Run this notebook: Open in Colab Open in Kaggle

# Import required libraries
import numpy as np
import pandas as pd
import matplotlib.pyplot as plt
import seaborn as sns
from sklearn.datasets import load_diabetes, make_classification
from sklearn.model_selection import train_test_split
from sklearn.preprocessing import StandardScaler
from sklearn.ensemble import IsolationForest, RandomForestClassifier
from sklearn.metrics import accuracy_score
from scipy import stats
import warnings
warnings.filterwarnings('ignore')

# Set random seed
np.random.seed(42)

# Configure plotting
plt.style.use('default')
sns.set_palette('husl')

print("✅ Libraries imported successfully!")

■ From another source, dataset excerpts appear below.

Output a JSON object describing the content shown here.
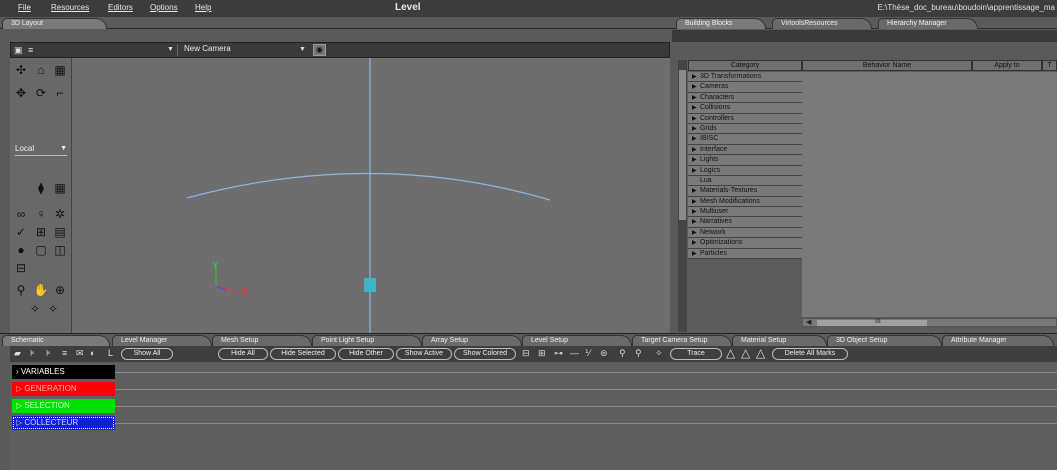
{
  "menu": {
    "items": [
      "File",
      "Resources",
      "Editors",
      "Options",
      "Help"
    ],
    "title": "Level",
    "path": "E:\\Thèse_doc_bureau\\boudoin\\apprentissage_ma"
  },
  "left_tabs": {
    "layout": "3D Layout"
  },
  "right_tabs": [
    "Building Blocks",
    "VirtoolsResources",
    "Hierarchy Manager"
  ],
  "view": {
    "camera": "New Camera",
    "coord_mode": "Local",
    "axis_x": "X",
    "axis_y": "Y"
  },
  "building_blocks": {
    "columns": [
      "Category",
      "Behavior Name",
      "Apply to",
      "T"
    ],
    "categories": [
      "3D Transformations",
      "Cameras",
      "Characters",
      "Collisions",
      "Controllers",
      "Grids",
      "IBISC",
      "Interface",
      "Lights",
      "Logics",
      "Lua",
      "Materials-Textures",
      "Mesh Modifications",
      "Multiuser",
      "Narratives",
      "Network",
      "Optimizations",
      "Particles"
    ],
    "hscroll_label": "III"
  },
  "bottom_tabs": [
    "Schematic",
    "Level Manager",
    "Mesh Setup",
    "Point Light Setup",
    "Array Setup",
    "Level Setup",
    "Target Camera Setup",
    "Material Setup",
    "3D Object Setup",
    "Attribute Manager"
  ],
  "schematic_toolbar": {
    "l_label": "L",
    "show_all": "Show All",
    "hide_all": "Hide All",
    "hide_selected": "Hide Selected",
    "hide_other": "Hide Other",
    "show_active": "Show Active",
    "show_colored": "Show Colored",
    "trace": "Trace",
    "delete_all_marks": "Delete All Marks"
  },
  "scripts": {
    "variables": "VARIABLES",
    "generation": "GENERATION",
    "selection": "SELECTION",
    "collecteur": "COLLECTEUR"
  },
  "colors": {
    "generation": "#ff0000",
    "selection": "#00e000",
    "collecteur": "#1020d8",
    "variables": "#000000"
  }
}
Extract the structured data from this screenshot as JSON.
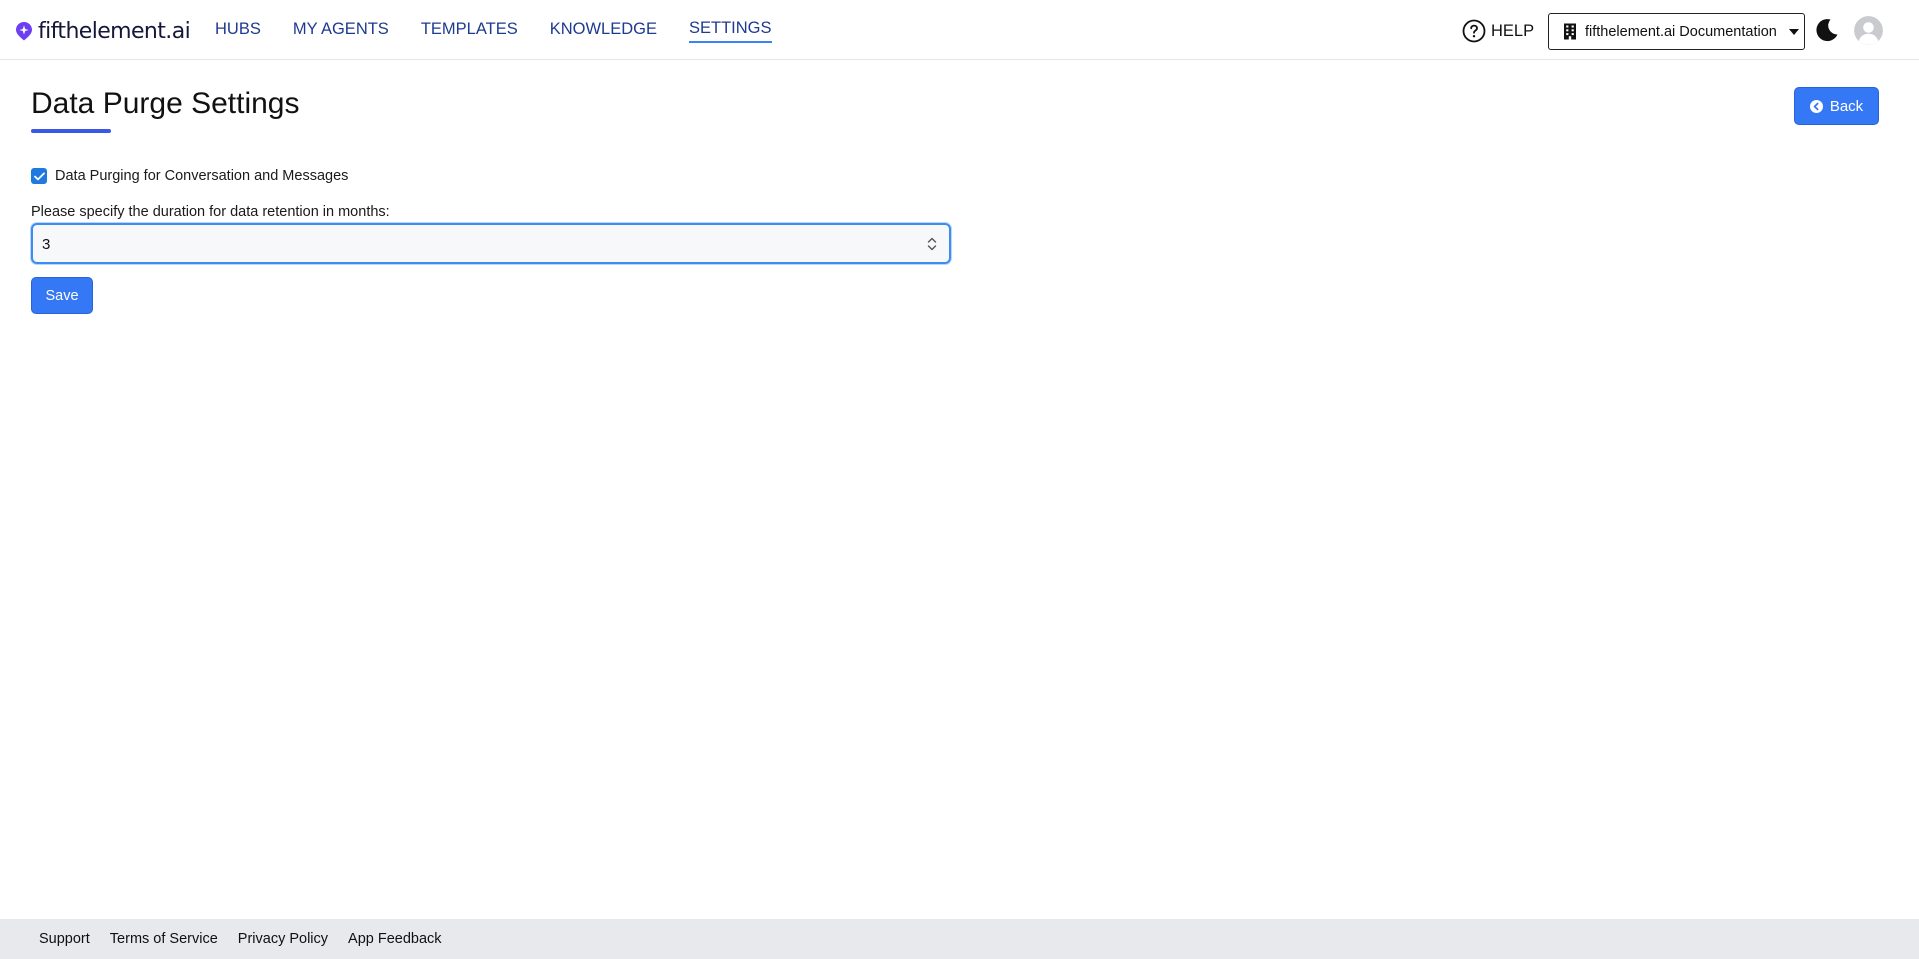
{
  "brand": {
    "name": "fifthelement.ai",
    "logo_color": "#6c3ef4"
  },
  "nav": {
    "items": [
      {
        "label": "HUBS"
      },
      {
        "label": "MY AGENTS"
      },
      {
        "label": "TEMPLATES"
      },
      {
        "label": "KNOWLEDGE"
      },
      {
        "label": "SETTINGS",
        "active": true
      }
    ]
  },
  "header": {
    "help_label": "HELP",
    "help_icon": "question-circle-icon",
    "workspace_select": {
      "selected": "fifthelement.ai Documentation",
      "icon": "building-icon"
    },
    "theme_icon": "moon-icon",
    "avatar_icon": "user-avatar-icon"
  },
  "main": {
    "title": "Data Purge Settings",
    "back_button": {
      "label": "Back",
      "icon": "circle-arrow-left-icon"
    },
    "purge_checkbox": {
      "label": "Data Purging for Conversation and Messages",
      "checked": true
    },
    "retention": {
      "label": "Please specify the duration for data retention in months:",
      "value": "3"
    },
    "save_label": "Save"
  },
  "footer": {
    "links": [
      {
        "label": "Support"
      },
      {
        "label": "Terms of Service"
      },
      {
        "label": "Privacy Policy"
      },
      {
        "label": "App Feedback"
      }
    ]
  },
  "colors": {
    "primary": "#3578f6",
    "nav_text": "#1f3a8f",
    "title_underline": "#3b57e6",
    "footer_bg": "#e8e9ed"
  }
}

Missing Data: The Silent Model Killer¶

Missing data is one of the most common data quality issues in ML pipelines, yet its impact is frequently underestimated. Missing Completely at Random (MCAR) means the absence is unrelated to any variable – the safest scenario, where dropping rows introduces no bias. Missing at Random (MAR) means missingness depends on observed variables (e.g., younger users skip income fields), allowing imputation from correlated features. Missing Not at Random (MNAR) is the most dangerous: the missingness depends on the unobserved value itself (e.g., high-income individuals refusing to report income), making any simple imputation strategy biased.

Why this matters for ML: Tree-based models like XGBoost handle missing values natively by learning optimal split directions, but linear models and neural networks require explicit imputation. Naive strategies like mean imputation shrink variance and distort correlations – for a feature \(X\) with missing fraction \(f\), the imputed variance becomes \((1 - f) \cdot \text{Var}(X)\), systematically underestimating uncertainty. In production, monitoring the pattern of missingness over time (not just the rate) is critical: a sudden spike in missing values for a specific feature often signals an upstream data pipeline failure rather than natural variation.

# Create dataset with missing values
np.random.seed(42)
n_samples = 1000
n_features = 5

# Generate data
data = np.random.randn(n_samples, n_features) * 10 + 50

# Introduce missing values (10% random)
missing_mask = np.random.random((n_samples, n_features)) < 0.1
data[missing_mask] = np.nan

# Convert to DataFrame
df = pd.DataFrame(data, columns=[f'feature_{i}' for i in range(n_features)])
df['target'] = np.random.randint(0, 2, n_samples)

print("Dataset shape:", df.shape)
print("\nFirst few rows:")
df.head()

def analyze_missing_values(df):
    """
    Comprehensive missing value analysis.
    """
    print("=" * 60)
    print("MISSING VALUE ANALYSIS")
    print("=" * 60)
    
    # Overall statistics
    total_cells = np.product(df.shape)
    total_missing = df.isnull().sum().sum()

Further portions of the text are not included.